Which brings me to Erik Karlsson. He’s in a unique position, in that he represents the youth of this club, but is playing out his entry-level contract while the rest of our good defensive prospects – Cowen, Wiercioch, Rundblad – are still looking at a year or two of development. He hasn’t hit his ceiling by a long-shot, and he hasn’t filled out (though expecting him to be physical is like expecting him to be a different kind of player), but we’ve seen glimpses of what he’s capable of. He’s in that purgatorial state where he’s neither a prospect nor a veteran, and for all of his talent is not enough of a blue-chipper that this team can build around him.

So the tough question is: if this team launches into a rebuild (which remains to be seen), is Karlsson actually tradable?

From a sentimental point of view, I say no: I like his play, his enthusiasm and creativity, and how his voice sounds like he’s sucking back helium. He’s only in his second season, and I feel he has a lot more to show us. But from a strictly developmental perspective, the timing isn’t great. After next season he’ll need another contract, and one would have to think that he’ll be earning at least $2M – $2.5M given he plays twenty minutes a night and occasionally quarterbacks Ottawa’s power play. (Which, it should be noted, is rated 12th in the NHL after last year being rated 21st, and spending most of the season next to last.) He’s worth that money, but is also worth more now from a trading perspective than he’ll ever be. If Ottawa is going to implement a plan to win in three to five seasons rather than right now, are we better off with a high draft pick / a prospect that’s a year or two from breaking the big game, or is Erik a big part of Ottawa’s future?

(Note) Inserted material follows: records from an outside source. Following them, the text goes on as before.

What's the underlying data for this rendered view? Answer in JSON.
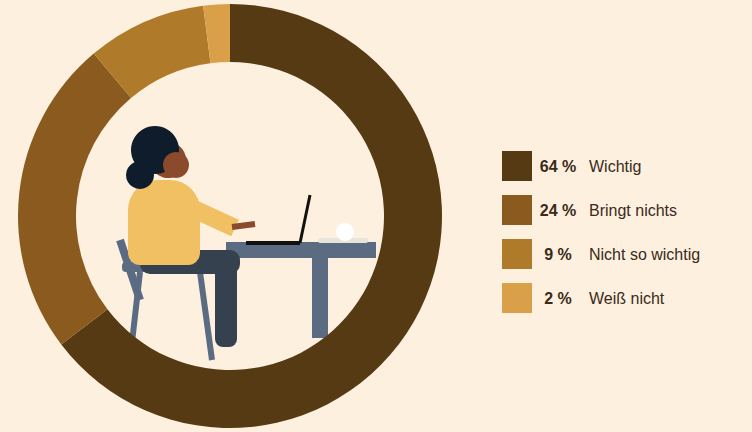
{
  "chart_data": {
    "type": "pie",
    "categories": [
      "Wichtig",
      "Bringt nichts",
      "Nicht so wichtig",
      "Weiß nicht"
    ],
    "values": [
      64,
      24,
      9,
      2
    ],
    "value_labels": [
      "64 %",
      "24 %",
      "9 %",
      "2 %"
    ],
    "colors": [
      "#553a13",
      "#8b5a1e",
      "#b07a2b",
      "#d9a049"
    ],
    "legend": "right",
    "data_labels": false
  }
}
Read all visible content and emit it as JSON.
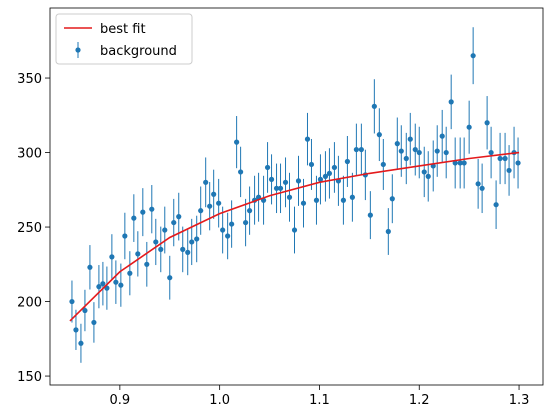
{
  "chart_data": {
    "type": "scatter",
    "xlim": [
      0.83,
      1.324
    ],
    "ylim": [
      144,
      397
    ],
    "xticks": [
      0.9,
      {
        "value": 1.0,
        "label": "1.0"
      },
      1.1,
      1.2,
      1.3
    ],
    "yticks": [
      150,
      200,
      250,
      300,
      350
    ],
    "legend": "upper left",
    "series": [
      {
        "name": "best fit",
        "type": "line",
        "color": "#e41a1c",
        "x": [
          0.85,
          0.9,
          0.95,
          1.0,
          1.05,
          1.1,
          1.15,
          1.2,
          1.25,
          1.3
        ],
        "values": [
          187,
          220,
          243,
          259,
          271,
          280,
          286,
          291,
          296,
          300
        ]
      },
      {
        "name": "background",
        "type": "errorbar",
        "color": "#1f77b4",
        "x": [
          0.852,
          0.856,
          0.861,
          0.865,
          0.87,
          0.874,
          0.879,
          0.883,
          0.887,
          0.892,
          0.896,
          0.901,
          0.905,
          0.91,
          0.914,
          0.918,
          0.923,
          0.927,
          0.932,
          0.936,
          0.941,
          0.945,
          0.95,
          0.954,
          0.959,
          0.963,
          0.968,
          0.972,
          0.977,
          0.981,
          0.986,
          0.99,
          0.994,
          0.999,
          1.003,
          1.008,
          1.012,
          1.017,
          1.021,
          1.026,
          1.03,
          1.035,
          1.039,
          1.044,
          1.048,
          1.052,
          1.057,
          1.061,
          1.066,
          1.07,
          1.075,
          1.079,
          1.084,
          1.088,
          1.092,
          1.097,
          1.101,
          1.106,
          1.11,
          1.115,
          1.119,
          1.124,
          1.128,
          1.133,
          1.137,
          1.142,
          1.146,
          1.151,
          1.155,
          1.16,
          1.164,
          1.169,
          1.173,
          1.178,
          1.182,
          1.187,
          1.191,
          1.196,
          1.2,
          1.205,
          1.209,
          1.214,
          1.218,
          1.223,
          1.227,
          1.232,
          1.236,
          1.241,
          1.245,
          1.25,
          1.254,
          1.259,
          1.263,
          1.268,
          1.272,
          1.277,
          1.281,
          1.286,
          1.29,
          1.295,
          1.299
        ],
        "values": [
          200,
          181,
          172,
          194,
          223,
          186,
          210,
          212,
          209,
          230,
          213,
          211,
          244,
          219,
          256,
          232,
          260,
          225,
          262,
          240,
          235,
          248,
          216,
          253,
          257,
          235,
          233,
          240,
          242,
          261,
          280,
          264,
          272,
          266,
          248,
          244,
          252,
          307,
          287,
          253,
          261,
          268,
          270,
          268,
          290,
          282,
          276,
          276,
          280,
          270,
          248,
          281,
          266,
          309,
          292,
          268,
          282,
          284,
          286,
          290,
          281,
          268,
          294,
          270,
          302,
          302,
          285,
          258,
          331,
          312,
          292,
          247,
          269,
          306,
          301,
          296,
          309,
          302,
          300,
          287,
          284,
          291,
          301,
          311,
          300,
          334,
          293,
          293,
          293,
          317,
          365,
          279,
          276,
          320,
          300,
          265,
          296,
          296,
          288,
          300,
          293
        ],
        "errors": [
          14.1,
          13.5,
          13.1,
          13.9,
          14.9,
          13.6,
          14.5,
          14.6,
          14.5,
          15.2,
          14.6,
          14.5,
          15.6,
          14.8,
          16.0,
          15.2,
          16.1,
          15.0,
          16.2,
          15.5,
          15.3,
          15.7,
          14.7,
          15.9,
          16.0,
          15.3,
          15.3,
          15.5,
          15.6,
          16.2,
          16.7,
          16.2,
          16.5,
          16.3,
          15.7,
          15.6,
          15.9,
          17.5,
          16.9,
          15.9,
          16.2,
          16.4,
          16.4,
          16.4,
          17.0,
          16.8,
          16.6,
          16.6,
          16.7,
          16.4,
          15.7,
          16.8,
          16.3,
          17.6,
          17.1,
          16.4,
          16.8,
          16.9,
          16.9,
          17.0,
          16.8,
          16.4,
          17.1,
          16.4,
          17.4,
          17.4,
          16.9,
          16.1,
          18.2,
          17.7,
          17.1,
          15.7,
          16.4,
          17.5,
          17.3,
          17.2,
          17.6,
          17.4,
          17.3,
          16.9,
          16.9,
          17.1,
          17.3,
          17.6,
          17.3,
          18.3,
          17.1,
          17.1,
          17.1,
          17.8,
          19.1,
          16.7,
          16.6,
          17.9,
          17.3,
          16.3,
          17.2,
          17.2,
          17.0,
          17.3,
          17.1
        ]
      }
    ]
  }
}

Of course, trading him will never happen. Murray traded last season’s pick for a player selected in the same spot a year earlier, jumping the development line by a year – he’s not looking to build long term, he’s looking to jump start production. But if this team is facing the big ideological questions of what kind of team it wants to be, where do you see Erik Karlsson fitting in?